About 600 containers did leave the port Wednesday, up from 450 a day earlier, said Omar Marrero, executive director of the Puerto Rico Ports Authority. He said he expected that as many as 1,200 could leave Thursday.
Throughout Puerto Rico, residents say they have yet to see their mayors distribute aid. In Ponce, people who waited overnight to buy an allotted two small bags of ice had to repeat the act each night because, without electricity, the previous day’s purchases had melted.
Hector Marquez, 66, said he goes to the ice line every day at 3 a.m. to be ready for its 7 a.m. opening. “Have you seen a single tarp over anyone’s house? People lost their roofs. Where are the tarps?” Marquez said. “They haven’t brought anything here.”
He rattled off a list of what he could not find: bottles of water, gas canisters to light stoves, food.
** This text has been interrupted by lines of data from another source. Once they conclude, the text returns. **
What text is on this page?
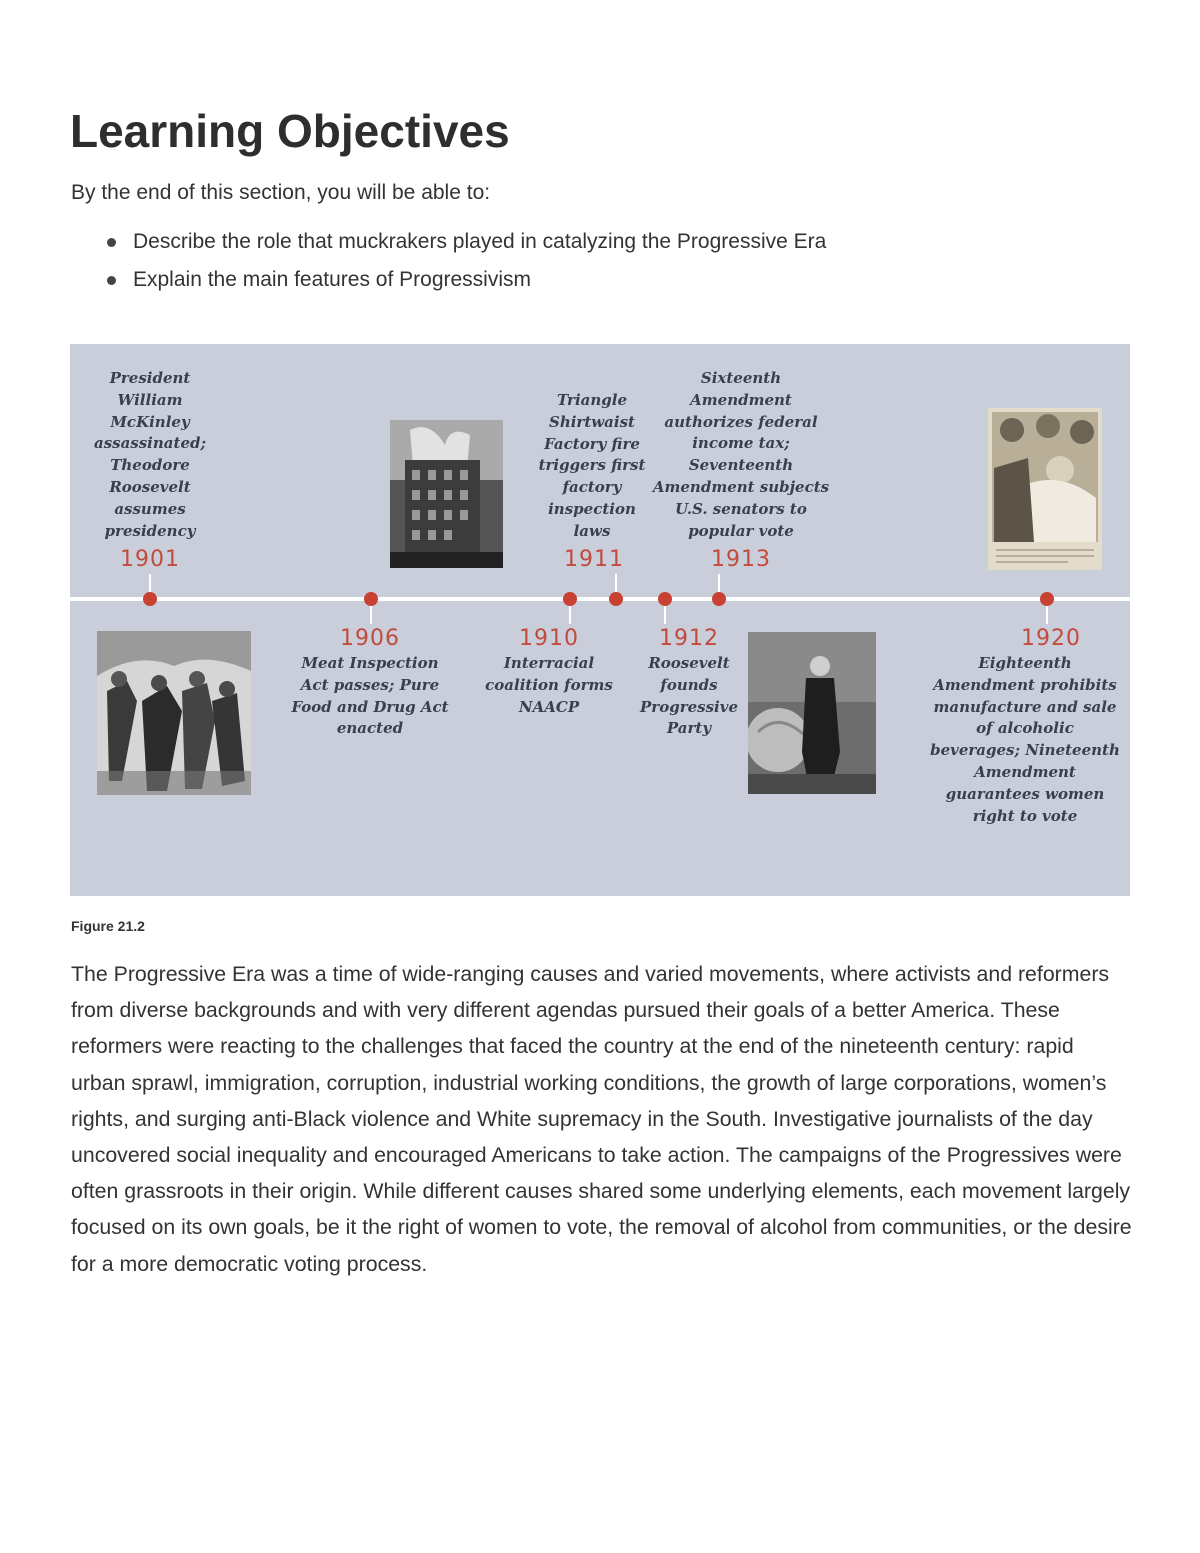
Learning Objectives
By the end of this section, you will be able to:
Describe the role that muckrakers played in catalyzing the Progressive Era
Explain the main features of Progressivism
President William McKinley assassinated; Theodore Roosevelt assumes presidency
1901
1906
Meat Inspection Act passes; Pure Food and Drug Act enacted
1910
Interracial coalition forms NAACP
Triangle Shirtwaist Factory fire triggers first factory inspection laws
1911
1912
Roosevelt founds Progressive Party
Sixteenth Amendment authorizes federal income tax; Seventeenth Amendment subjects U.S. senators to popular vote
1913
1920
Eighteenth Amendment prohibits manufacture and sale of alcoholic beverages; Nineteenth Amendment guarantees women right to vote
Figure 21.2

The Progressive Era was a time of wide-ranging causes and varied movements, where activists and reformers from diverse backgrounds and with very different agendas pursued their goals of a better America. These reformers were reacting to the challenges that faced the country at the end of the nineteenth century: rapid urban sprawl, immigration, corruption, industrial working conditions, the growth of large corporations, women’s rights, and surging anti-Black violence and White supremacy in the South. Investigative journalists of the day uncovered social inequality and encouraged Americans to take action. The campaigns of the Progressives were often grassroots in their origin. While different causes shared some underlying elements, each movement largely focused on its own goals, be it the right of women to vote, the removal of alcohol from communities, or the desire for a more democratic voting process.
“Whatever little bit you had is running out,” he said. “The trucks with food do not come. No trucks come with anything. You go to the supermarket, and it’s almost empty.”
Perez, in Ponce, said people were in “inhumane conditions, almost without food, without drinking water.”
She said that “when I went up in the police car, they said that in a week, this is the first agency that will come up here to see what the status is.”
Some humanitarian aid still cannot even get to Puerto Rico.
Freddy Rolon, 43, arrived Wednesday with fellow firefighters from Texas, but the donated water and other supplies that aid organizations had gathered were still in Florida, he said.
“We have hundreds of containers that are full, ready to get to the island,” Rolon said. “All that is ready to deploy.”
Administration officials conceded that the response appeared to be sluggish and inadequate, but they defended its efforts and blamed news media accounts for exaggerating the situation.
“I understand the coverage, in some cases, is giving the appearance that we’re not moving fast enough,” Thomas P. Bossert, Trump’s homeland security adviser, told reporters outside the White House. He said there was “an understandable degree of devastation” and a sense that “there’s nothing that can happen fast enough.”
“But what I will tell you is that we are mobilizing and marshaling the resources of the United States of America in a way that is absolutely professional, fast and adequate to meet the needs,” Bossert added.
Later, at the daily White House briefing, Bossert deflected the criticism coming from elected officials and others by promising that they would be “blown away” when they saw “the full totality” of the government’s response.
“This is textbook,” he insisted, “and it’s been done well.”